A snapshot is a capture, as if it were a photo, of a virtual machine with its data and devices ..
After creating the snapshot and continuing to work with the Virtual Machine it is possible to return to a previous state of the same by recovering any of the snapshots.

VMware vSphere allows you to create up to 32 snapshots per Virtual Machine although it is not recommended to use more than 2 or 3 simultaneously. It is not even recommended to use virtual machines in production with active snapshots.


: Let's clarify that :

" SNAPSHOTS CAN NOT BE CONSIDERED AS A BACKUP OPTION" .




A Virtual Machine with snapshots degraded its performance by having its data fragmented into different disks and forcing the " Host" to devote more resources.
And also, when generating each Snapshot, we are creating a dependency between the different files of Parent and Child discs.

Creating a Snapshot

Options when creating a snapshot, as we see in the image, when we create a snapshot of a VM on, we have two options.


image


Snapshot the virtual machine's memory; captures the state of the Virtual Machine's memory.
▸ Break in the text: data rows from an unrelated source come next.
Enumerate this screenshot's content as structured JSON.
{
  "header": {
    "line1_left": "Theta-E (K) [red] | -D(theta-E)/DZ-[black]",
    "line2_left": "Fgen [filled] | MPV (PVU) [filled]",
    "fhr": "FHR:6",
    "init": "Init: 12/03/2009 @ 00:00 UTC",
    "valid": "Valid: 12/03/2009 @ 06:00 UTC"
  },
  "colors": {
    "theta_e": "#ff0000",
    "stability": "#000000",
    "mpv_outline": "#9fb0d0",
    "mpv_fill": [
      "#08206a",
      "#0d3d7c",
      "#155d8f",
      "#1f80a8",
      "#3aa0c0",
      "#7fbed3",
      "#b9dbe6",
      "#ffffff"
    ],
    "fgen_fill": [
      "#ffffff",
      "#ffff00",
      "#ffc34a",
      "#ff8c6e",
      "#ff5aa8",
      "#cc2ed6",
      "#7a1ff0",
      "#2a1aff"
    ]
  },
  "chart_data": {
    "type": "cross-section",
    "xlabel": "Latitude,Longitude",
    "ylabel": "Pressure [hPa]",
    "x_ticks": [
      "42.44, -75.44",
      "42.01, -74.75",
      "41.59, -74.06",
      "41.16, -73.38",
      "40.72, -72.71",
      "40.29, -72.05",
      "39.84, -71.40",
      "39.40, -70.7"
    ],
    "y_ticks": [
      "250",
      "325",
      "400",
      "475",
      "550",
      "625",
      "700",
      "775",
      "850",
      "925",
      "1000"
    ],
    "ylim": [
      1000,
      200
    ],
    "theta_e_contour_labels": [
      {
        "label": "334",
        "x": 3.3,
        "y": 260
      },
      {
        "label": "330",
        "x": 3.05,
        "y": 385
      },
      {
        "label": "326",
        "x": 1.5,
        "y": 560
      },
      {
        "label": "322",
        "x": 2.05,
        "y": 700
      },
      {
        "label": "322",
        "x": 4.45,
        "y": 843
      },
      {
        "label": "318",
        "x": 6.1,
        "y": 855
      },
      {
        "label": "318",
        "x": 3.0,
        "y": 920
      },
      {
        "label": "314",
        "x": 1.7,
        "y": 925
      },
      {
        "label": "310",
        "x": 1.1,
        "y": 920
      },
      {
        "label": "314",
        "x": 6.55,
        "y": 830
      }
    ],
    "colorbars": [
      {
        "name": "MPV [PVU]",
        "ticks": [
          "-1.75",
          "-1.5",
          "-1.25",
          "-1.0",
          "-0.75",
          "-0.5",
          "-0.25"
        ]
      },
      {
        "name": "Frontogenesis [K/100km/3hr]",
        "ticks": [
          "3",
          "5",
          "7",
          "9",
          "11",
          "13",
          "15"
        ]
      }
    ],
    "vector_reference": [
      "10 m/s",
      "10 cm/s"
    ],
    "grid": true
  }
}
If we do not mark this option when we create the snapshot, at the moment of recovering it, the VM will be turned off.

Quiesce guest file System; this option allows us to generate the snapshot with the state of the disk in consistent mode. This means that when you finish creating the snapshot, even if there were changes to the disk during the creation of the snapshot, at the end of the snapshot it includes both these changes and the operations that are in cache.
This option requires that the Virtual Machine have the VMware tools installed.

Manager

Go to; if we select a snapshot and click on " Go to" we will go to the state of the VM at the time and configuration in which the snapshot was taken.


image


Delete; selecting a snapshot and clicking " Delete" will eliminate the snapshot. It is not possible to recover a deleted snapshot, except with a BACKUP of the VM.

Delete All; by clicking on the " Delete All" button we will eliminate all the snapshots leaving a single virtual disk with the state of the last snapshot.

Consolidate: The Consolidate option is new from version 5 of vSphere. This option unifies the Parent disk and the Childs in a single disk. The new option C onsolidate solves problems of deleted snapshots that keep the files of Child discs in the Datastore occupying valuable disk space.


image


Snapshot files

When we visualize the files of the Virtual Machine from the vSphere GUI environment, we will only see the pointers to the disks but with the size of the delta files.
If we copy or move all the files will be transferred.

VMSD : It is the file that describes the snapshots of the Virtual Machine. It is created in the same folder of the Virtual Machine and only exists if there is at least one snapshot.
This file is the information source of the Snapshot Manager and defines the relationship between the Parent and the Child discs .


Image of a .VMSD file of a VM with 3 snapshots


VMSN: When you create a snapshot of a Virtual Machine on, optionally, it is possible (and highly recommended) to capture the state of the memory. For each snapshot that is created by capturing the state of the memory, a .VMSN file is created. Each .VMSN file is related to a snapshot that was created by capturing the state of the memory.

<name-vm> - <number> .VMDK and <name-vm> - <number> -delta.VMDK ; For each snapshot that we create in a Virtual Machine these two disk files will be generated. One is a pointer to the delta disk file and the other is the delta disk itself. The delta disks are differential disks of the main disk of the Virtual Machine (Parent disk). These discs are also called Child disks .


image


CID = 062F182a: 8-digit hexadecimal code identifying the disk
parentCID = 8d5e3a8e: Hexadecimal code of the Parent disk
parentFileNameHint = "W7 Demo.vmdk": Parent disk name and path
RW 67108864 VMFSSPARSE "W7 Demo-000001-delta.vmdk": Logical size of the snapshot and name of the disk.


Snapshots are an extremely useful feature but you have to know how to get the right match. If we do not manage them correctly, they can turn against us.